Scott Irwin, an agriculture economist at the University of Illinois, responded to the news with a series of tweets in response to the report.

On balance, he said the reported changes would be favorable to ethanol producers and agriculture.

More specifically, the idea about cutting back and reallocating gallons waived on behalf of small refiners is interesting. Especially when you consider the EPA has been doing so anyway, taking this step is not all that complicated.

Irwin said in a tweet on Friday he believes the potential action being taken on small refinery waivers points to an effort to slow down the pace of granting those waivers. It doesn’t necessarily mean the agency will go back and rescind waivers already granted.In the past two years the agency has granted about 40 such waivers, and reportedly received at least another 30 for 2018.
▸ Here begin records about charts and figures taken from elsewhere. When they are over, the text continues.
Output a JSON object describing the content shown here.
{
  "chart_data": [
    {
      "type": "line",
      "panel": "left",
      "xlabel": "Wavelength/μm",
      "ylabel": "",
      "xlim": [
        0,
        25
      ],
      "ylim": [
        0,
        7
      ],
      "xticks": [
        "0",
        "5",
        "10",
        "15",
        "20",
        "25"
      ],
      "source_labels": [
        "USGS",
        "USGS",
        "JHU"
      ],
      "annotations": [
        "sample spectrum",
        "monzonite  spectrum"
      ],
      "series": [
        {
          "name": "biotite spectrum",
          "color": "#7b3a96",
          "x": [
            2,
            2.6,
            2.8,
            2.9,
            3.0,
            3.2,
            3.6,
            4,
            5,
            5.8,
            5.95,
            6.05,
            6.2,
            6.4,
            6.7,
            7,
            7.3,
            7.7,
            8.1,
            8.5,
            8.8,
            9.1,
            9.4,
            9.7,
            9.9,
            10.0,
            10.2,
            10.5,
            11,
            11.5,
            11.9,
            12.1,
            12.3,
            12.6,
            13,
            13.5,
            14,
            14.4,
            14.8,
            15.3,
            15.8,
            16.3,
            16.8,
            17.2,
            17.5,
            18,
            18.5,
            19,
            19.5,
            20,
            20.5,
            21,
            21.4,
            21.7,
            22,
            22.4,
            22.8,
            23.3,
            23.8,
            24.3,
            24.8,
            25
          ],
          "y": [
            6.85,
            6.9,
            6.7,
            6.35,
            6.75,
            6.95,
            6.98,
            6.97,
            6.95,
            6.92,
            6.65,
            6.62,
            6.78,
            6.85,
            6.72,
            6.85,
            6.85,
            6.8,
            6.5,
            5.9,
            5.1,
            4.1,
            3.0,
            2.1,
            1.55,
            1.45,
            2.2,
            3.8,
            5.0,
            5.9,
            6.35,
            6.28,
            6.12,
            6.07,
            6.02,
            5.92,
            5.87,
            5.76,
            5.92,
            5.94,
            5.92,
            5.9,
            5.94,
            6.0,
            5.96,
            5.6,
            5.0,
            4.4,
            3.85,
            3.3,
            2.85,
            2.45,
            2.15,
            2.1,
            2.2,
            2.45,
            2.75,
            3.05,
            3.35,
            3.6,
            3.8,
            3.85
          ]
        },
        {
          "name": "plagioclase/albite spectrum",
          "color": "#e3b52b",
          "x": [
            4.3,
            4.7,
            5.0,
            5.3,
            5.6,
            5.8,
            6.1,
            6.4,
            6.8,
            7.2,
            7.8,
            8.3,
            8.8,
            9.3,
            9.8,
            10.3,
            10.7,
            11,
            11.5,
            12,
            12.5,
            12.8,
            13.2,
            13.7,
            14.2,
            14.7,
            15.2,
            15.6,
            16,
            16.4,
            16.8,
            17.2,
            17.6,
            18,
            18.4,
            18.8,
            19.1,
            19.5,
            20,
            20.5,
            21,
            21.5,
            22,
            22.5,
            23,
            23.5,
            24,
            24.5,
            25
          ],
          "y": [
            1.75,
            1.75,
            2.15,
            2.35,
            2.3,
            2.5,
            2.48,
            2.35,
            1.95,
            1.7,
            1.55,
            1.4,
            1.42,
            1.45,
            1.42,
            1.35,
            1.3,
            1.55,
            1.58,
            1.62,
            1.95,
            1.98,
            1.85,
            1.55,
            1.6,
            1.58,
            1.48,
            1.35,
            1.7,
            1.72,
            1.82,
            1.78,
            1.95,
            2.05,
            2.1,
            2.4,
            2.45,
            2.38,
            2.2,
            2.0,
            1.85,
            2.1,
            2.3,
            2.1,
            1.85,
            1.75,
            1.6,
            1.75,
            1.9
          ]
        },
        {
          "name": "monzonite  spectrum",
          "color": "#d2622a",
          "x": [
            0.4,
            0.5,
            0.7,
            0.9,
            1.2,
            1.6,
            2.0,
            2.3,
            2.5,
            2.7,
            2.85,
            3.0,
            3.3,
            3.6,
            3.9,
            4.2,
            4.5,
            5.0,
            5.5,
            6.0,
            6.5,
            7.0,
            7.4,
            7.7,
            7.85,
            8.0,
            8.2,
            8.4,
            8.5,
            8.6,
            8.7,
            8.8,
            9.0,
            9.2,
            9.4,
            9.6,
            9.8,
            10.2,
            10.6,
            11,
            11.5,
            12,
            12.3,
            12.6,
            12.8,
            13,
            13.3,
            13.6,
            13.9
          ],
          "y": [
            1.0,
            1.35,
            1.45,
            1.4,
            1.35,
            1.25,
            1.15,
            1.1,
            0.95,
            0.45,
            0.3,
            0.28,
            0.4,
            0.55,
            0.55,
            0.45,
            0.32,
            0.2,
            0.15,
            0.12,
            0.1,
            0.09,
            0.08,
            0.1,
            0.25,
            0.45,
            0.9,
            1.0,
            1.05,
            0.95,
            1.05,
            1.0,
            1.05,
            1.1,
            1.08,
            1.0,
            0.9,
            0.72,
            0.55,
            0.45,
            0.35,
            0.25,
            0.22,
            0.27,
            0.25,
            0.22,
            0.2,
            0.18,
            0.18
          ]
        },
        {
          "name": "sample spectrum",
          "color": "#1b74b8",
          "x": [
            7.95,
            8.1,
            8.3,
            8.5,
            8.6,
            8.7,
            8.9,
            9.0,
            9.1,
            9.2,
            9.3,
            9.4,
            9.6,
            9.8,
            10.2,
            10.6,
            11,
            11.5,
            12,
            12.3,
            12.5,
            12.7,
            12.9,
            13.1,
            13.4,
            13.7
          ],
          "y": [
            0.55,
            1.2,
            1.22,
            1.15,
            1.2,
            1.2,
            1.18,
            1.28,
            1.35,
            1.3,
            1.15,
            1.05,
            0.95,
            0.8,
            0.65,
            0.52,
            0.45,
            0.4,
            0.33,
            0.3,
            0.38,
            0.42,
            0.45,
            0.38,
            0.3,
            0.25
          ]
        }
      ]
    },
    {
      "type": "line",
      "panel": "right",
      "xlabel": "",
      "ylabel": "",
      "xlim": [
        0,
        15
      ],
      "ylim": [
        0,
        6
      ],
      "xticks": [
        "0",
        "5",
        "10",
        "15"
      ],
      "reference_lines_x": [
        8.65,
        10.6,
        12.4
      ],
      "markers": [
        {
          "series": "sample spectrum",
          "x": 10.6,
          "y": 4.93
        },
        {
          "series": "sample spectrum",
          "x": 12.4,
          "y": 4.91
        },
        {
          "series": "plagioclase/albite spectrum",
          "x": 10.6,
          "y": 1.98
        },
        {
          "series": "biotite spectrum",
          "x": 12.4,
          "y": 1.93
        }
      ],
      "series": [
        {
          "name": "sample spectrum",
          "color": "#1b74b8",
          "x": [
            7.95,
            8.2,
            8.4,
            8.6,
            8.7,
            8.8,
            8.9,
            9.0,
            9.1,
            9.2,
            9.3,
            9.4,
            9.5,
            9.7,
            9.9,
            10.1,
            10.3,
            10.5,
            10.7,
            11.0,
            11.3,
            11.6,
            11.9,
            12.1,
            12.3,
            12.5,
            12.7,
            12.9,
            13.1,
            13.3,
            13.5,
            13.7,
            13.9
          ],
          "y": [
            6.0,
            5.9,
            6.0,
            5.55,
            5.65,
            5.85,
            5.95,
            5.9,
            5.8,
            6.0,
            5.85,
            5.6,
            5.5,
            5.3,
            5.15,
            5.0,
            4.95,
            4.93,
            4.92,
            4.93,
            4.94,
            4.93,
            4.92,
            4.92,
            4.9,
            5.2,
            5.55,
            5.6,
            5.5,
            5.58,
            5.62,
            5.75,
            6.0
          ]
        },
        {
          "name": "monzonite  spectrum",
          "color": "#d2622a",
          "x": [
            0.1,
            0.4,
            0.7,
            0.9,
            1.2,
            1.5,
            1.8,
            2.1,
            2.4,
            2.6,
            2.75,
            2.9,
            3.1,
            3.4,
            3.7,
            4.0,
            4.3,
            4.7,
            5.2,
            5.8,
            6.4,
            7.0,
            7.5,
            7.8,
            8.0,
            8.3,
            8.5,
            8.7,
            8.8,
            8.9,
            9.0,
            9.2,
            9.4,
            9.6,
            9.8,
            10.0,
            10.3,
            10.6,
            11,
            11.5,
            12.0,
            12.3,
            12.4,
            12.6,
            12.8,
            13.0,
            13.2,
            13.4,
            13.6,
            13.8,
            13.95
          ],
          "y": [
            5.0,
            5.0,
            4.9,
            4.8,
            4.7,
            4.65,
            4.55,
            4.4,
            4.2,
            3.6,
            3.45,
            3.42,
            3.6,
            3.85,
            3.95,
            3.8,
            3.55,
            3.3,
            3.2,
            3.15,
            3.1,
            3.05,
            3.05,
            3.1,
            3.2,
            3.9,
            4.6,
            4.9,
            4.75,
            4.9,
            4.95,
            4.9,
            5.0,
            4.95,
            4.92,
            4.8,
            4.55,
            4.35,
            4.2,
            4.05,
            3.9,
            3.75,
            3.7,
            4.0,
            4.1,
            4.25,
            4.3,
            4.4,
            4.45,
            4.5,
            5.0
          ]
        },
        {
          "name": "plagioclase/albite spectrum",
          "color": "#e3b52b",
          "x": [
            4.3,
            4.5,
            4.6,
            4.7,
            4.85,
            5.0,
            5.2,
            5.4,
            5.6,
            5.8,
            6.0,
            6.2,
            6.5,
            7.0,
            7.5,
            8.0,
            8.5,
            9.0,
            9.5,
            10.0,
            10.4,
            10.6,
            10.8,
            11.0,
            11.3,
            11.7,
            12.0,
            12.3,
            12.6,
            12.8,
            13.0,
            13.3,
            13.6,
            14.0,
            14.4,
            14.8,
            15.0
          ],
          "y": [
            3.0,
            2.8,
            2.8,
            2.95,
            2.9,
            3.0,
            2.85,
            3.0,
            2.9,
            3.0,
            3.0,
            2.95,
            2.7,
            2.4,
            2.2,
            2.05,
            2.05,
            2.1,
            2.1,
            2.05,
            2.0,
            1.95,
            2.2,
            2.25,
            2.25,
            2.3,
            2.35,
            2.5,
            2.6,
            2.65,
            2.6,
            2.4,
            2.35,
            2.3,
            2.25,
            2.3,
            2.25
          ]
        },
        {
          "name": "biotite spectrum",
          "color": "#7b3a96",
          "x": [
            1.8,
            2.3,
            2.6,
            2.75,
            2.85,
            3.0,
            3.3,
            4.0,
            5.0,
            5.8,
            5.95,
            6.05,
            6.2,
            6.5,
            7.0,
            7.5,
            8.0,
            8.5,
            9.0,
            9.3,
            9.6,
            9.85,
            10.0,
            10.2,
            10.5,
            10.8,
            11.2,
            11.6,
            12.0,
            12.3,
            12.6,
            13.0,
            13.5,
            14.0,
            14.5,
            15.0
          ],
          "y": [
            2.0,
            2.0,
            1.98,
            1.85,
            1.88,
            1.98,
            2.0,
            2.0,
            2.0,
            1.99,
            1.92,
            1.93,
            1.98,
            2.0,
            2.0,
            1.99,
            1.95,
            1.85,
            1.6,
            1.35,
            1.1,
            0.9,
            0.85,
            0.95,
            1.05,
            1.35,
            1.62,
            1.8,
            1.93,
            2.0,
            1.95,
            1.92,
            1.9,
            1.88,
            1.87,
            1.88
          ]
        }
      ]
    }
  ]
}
In a tweet Irwin said he interprets the “temporary” aspect of lifting the E15 season ban as a sign the agency continues to be concerned about the legality of granting a permanent waiver.

“I suspect ‘temporary’ is key for now as that is more doable from a legal standpoint,” Irwin tweeted.

“Also proposing to count RINs on ethanol exports for RFS compliance. This is so obviously illegal under the RFS and last summer’s appeals court ruling that I can only conclude they thought they had to give something to the refiners.

“I have been skeptical from the outset that so many small refinery exemptions could have been granted in such a short time with the proper paperwork. Making this case according to clear court guidelines is no simple thing. This is one reason I have inferred that EPA and its supporters have been so opposed to transparency on this issue.”